Often, for example, a firm might score poorly simply because it has immature disclosure practices rather than because it presents a material ESG risk.

“This is where it gets interesting, because in a portfolio of 60 stocks with, say, five stocks flagged, we bring those five to the analysts and say, ‘Can you do a bit more work on these names?’ And they will come back to us with feedback on what they think, and their own risk ratings,” Lim says.

In turn, the Concentrated Alpha team are not bound by the analysts’ recommendations but can leverage them for stock selection. “We are investors at heart: it’s common sense that if you want to generate long-term financial returns, you need to invest in companies that are sustainable in the long run,” Lim says.

Concentrated Alpha portfolio manager Max Anderl, says that in some cases where the analysts have verified that a company has poor disclosure capabilities, rather than material ESG risks, his team and the SII team have worked with the business to improve its disclosures. He cites the example of a fairly young online pharmaceutical firm.

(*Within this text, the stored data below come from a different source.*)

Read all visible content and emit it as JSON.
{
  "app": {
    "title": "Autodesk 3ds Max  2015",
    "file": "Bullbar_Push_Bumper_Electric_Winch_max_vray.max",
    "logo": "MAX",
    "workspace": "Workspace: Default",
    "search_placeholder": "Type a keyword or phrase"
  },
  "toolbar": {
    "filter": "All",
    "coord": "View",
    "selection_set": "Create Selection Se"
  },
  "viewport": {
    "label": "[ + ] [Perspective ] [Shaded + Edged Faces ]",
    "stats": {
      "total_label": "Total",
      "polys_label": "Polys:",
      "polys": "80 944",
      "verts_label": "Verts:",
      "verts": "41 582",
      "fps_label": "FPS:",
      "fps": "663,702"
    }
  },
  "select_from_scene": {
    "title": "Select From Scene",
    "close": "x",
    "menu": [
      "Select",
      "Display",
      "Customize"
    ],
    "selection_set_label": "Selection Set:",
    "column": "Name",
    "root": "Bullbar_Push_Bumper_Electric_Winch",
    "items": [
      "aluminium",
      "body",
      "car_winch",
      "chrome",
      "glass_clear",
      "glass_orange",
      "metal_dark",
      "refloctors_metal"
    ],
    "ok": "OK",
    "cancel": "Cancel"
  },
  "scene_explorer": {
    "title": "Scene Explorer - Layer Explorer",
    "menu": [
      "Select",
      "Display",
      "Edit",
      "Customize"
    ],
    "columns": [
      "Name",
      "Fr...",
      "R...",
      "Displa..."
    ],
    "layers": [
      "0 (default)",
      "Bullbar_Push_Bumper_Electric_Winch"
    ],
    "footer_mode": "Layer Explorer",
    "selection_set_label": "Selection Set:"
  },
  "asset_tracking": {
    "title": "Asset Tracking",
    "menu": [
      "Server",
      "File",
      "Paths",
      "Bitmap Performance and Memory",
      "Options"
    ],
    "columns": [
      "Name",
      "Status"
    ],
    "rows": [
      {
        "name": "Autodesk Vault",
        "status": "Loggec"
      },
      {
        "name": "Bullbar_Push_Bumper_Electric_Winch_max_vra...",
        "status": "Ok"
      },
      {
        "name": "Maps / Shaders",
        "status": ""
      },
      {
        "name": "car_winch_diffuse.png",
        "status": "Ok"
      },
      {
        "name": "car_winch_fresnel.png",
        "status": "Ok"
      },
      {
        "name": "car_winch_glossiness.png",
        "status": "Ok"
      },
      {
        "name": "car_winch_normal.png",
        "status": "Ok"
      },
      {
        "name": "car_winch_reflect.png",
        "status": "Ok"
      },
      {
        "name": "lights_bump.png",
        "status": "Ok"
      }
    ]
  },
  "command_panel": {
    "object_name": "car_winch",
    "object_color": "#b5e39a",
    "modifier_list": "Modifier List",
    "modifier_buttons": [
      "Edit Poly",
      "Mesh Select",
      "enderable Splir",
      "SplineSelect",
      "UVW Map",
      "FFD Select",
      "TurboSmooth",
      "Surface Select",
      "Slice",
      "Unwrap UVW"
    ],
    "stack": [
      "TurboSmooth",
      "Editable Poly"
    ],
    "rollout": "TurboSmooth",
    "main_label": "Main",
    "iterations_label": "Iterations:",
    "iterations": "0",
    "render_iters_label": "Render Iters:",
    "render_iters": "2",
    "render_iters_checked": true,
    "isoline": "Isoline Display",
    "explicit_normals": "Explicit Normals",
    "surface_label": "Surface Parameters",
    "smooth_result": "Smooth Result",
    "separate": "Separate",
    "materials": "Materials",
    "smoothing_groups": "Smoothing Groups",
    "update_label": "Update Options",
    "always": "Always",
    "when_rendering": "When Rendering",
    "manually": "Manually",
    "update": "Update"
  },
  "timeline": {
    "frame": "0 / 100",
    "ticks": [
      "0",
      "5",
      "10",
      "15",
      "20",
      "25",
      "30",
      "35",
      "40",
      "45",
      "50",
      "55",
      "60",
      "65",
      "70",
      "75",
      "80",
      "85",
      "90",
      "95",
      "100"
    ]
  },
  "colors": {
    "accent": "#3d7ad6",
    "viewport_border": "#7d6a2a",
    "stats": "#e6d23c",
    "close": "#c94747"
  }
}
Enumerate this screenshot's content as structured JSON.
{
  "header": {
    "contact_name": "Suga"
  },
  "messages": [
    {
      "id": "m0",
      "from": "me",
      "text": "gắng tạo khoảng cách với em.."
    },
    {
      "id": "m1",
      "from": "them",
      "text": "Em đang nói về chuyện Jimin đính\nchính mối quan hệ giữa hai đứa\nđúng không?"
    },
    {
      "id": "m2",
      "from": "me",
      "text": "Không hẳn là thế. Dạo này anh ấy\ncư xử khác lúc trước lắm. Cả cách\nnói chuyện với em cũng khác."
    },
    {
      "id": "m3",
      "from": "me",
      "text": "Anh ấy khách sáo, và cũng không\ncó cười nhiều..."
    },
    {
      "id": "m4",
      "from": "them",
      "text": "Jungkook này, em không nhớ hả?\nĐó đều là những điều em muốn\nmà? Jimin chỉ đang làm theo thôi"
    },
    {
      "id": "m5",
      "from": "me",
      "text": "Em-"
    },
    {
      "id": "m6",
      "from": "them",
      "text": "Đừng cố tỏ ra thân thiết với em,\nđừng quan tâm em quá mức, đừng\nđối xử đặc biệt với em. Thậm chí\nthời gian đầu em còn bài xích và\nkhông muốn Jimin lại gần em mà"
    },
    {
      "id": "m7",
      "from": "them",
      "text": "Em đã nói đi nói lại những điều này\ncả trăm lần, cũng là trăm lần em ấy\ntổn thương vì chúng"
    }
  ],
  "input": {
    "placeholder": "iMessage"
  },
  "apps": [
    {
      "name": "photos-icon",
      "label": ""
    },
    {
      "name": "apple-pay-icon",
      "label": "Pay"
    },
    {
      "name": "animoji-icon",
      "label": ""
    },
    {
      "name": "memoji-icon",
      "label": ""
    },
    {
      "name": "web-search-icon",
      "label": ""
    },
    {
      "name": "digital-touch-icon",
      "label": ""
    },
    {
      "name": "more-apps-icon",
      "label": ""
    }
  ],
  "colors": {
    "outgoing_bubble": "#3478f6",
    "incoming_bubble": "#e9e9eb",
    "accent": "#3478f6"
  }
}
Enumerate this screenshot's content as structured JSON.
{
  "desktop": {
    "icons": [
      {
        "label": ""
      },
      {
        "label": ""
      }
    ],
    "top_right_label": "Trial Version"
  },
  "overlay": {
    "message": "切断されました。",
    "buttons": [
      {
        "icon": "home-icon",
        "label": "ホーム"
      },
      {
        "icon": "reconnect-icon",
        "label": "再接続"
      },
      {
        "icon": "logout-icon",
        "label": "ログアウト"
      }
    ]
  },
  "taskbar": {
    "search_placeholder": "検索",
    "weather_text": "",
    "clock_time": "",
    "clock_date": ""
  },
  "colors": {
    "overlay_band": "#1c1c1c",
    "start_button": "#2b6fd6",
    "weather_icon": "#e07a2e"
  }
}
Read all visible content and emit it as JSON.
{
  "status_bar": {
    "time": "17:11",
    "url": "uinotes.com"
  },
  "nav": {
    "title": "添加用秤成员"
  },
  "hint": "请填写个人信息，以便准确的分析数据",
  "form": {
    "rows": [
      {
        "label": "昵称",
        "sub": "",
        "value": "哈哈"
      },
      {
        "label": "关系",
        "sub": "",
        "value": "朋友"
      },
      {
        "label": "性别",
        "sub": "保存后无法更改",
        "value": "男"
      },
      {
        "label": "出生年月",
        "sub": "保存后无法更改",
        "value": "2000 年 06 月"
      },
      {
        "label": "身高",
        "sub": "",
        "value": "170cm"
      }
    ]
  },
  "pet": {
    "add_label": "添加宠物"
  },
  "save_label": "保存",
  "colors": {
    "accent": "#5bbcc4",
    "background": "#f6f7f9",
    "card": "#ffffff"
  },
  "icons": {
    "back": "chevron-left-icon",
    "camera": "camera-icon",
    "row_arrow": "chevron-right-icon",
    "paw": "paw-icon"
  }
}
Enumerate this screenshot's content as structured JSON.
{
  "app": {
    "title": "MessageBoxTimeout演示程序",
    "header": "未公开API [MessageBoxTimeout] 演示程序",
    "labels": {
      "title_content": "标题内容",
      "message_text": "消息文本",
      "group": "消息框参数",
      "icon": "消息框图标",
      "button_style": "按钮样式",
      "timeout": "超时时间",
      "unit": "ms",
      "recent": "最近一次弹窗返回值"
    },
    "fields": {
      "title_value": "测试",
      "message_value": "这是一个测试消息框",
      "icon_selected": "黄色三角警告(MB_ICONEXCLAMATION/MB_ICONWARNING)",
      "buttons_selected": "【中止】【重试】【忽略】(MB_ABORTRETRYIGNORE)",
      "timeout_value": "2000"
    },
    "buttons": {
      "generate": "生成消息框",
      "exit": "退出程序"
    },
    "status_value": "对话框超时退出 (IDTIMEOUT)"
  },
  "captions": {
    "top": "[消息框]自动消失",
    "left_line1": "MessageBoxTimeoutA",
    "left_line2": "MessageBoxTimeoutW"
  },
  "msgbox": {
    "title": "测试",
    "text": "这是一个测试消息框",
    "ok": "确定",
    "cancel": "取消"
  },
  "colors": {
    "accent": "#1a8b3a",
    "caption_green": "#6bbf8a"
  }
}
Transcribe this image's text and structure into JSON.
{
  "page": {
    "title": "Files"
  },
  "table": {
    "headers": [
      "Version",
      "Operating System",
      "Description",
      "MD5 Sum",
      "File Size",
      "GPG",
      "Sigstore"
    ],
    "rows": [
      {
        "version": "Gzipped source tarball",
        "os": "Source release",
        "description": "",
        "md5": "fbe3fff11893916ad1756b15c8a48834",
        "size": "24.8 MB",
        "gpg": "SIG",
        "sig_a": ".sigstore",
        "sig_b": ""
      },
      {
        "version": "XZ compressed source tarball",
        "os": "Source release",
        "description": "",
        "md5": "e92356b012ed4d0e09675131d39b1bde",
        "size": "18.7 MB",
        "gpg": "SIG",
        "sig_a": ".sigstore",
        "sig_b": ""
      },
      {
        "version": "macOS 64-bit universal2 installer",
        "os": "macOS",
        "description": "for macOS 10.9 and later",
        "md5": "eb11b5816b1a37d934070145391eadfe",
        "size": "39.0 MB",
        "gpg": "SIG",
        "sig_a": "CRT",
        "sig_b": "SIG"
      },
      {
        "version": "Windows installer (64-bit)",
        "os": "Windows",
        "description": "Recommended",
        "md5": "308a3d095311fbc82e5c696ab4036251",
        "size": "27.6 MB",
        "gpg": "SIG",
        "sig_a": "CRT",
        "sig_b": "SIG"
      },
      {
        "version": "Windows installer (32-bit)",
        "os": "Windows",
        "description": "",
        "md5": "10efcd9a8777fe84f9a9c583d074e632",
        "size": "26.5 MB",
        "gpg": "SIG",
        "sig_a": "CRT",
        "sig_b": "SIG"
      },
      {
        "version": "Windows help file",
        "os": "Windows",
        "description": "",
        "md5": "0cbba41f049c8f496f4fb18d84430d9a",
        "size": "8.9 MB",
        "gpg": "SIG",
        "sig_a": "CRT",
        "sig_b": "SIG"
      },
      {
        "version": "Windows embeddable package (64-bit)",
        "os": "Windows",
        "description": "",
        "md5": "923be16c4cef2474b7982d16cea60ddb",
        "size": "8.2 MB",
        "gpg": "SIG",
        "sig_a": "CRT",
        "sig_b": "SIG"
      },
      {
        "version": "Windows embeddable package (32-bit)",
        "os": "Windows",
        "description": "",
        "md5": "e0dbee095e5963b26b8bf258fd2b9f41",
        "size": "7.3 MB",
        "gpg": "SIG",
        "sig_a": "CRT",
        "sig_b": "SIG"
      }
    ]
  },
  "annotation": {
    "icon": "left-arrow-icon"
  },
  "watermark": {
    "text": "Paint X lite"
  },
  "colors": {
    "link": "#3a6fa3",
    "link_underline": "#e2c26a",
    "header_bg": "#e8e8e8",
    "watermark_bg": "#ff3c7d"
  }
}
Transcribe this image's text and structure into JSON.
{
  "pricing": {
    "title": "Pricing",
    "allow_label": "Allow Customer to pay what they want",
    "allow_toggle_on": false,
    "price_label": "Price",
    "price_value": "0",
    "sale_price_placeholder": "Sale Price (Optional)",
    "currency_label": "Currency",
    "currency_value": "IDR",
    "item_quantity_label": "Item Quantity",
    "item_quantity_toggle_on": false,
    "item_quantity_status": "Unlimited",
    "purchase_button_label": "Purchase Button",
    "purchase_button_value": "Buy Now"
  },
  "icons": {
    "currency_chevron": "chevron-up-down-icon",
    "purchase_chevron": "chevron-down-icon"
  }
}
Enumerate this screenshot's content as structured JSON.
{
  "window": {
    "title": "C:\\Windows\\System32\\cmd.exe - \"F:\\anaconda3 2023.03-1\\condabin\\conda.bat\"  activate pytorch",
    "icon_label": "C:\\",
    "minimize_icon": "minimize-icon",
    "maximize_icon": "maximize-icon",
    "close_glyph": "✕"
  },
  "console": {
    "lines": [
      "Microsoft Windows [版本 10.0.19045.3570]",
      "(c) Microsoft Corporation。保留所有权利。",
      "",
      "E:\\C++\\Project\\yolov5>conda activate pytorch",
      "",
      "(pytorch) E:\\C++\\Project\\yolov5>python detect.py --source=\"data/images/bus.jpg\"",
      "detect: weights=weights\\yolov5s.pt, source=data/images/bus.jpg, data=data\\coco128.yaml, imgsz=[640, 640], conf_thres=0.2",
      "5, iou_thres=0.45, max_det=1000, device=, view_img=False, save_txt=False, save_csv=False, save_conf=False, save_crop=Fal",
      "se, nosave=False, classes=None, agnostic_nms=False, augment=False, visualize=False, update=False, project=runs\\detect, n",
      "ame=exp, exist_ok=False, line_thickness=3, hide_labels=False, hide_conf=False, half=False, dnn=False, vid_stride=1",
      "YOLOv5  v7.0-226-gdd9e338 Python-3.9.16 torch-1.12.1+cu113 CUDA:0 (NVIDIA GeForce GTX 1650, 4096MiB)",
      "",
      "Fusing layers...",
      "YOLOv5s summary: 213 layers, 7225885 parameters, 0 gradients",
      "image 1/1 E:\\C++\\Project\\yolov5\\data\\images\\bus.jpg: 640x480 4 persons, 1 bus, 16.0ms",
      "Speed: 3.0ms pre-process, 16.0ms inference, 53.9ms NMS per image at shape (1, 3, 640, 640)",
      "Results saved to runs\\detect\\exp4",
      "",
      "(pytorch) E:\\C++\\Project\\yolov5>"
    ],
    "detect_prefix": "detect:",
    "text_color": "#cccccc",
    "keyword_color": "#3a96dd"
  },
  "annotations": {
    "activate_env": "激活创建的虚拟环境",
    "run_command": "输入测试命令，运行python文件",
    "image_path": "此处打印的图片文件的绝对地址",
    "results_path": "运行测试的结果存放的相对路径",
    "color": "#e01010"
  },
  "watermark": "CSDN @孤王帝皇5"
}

“The company was flagged as high risk [on the dashboard]. It was a problem of disclosure, and we said, ‘We can overcome it.’ We had this conversation with the CEO, rather than the chairman. He fully acknowledged the issue, so we sent him examples of best practice disclosures, and he said he is committed to making better disclosures happen. With younger companies, sometimes it can be a bit of a burden for them: they were growing strongly, but they lacked resources and faced the kinds of challenges that young, growing companies have. Nevertheless, they said they would put more effort into disclosure,” Anderl says.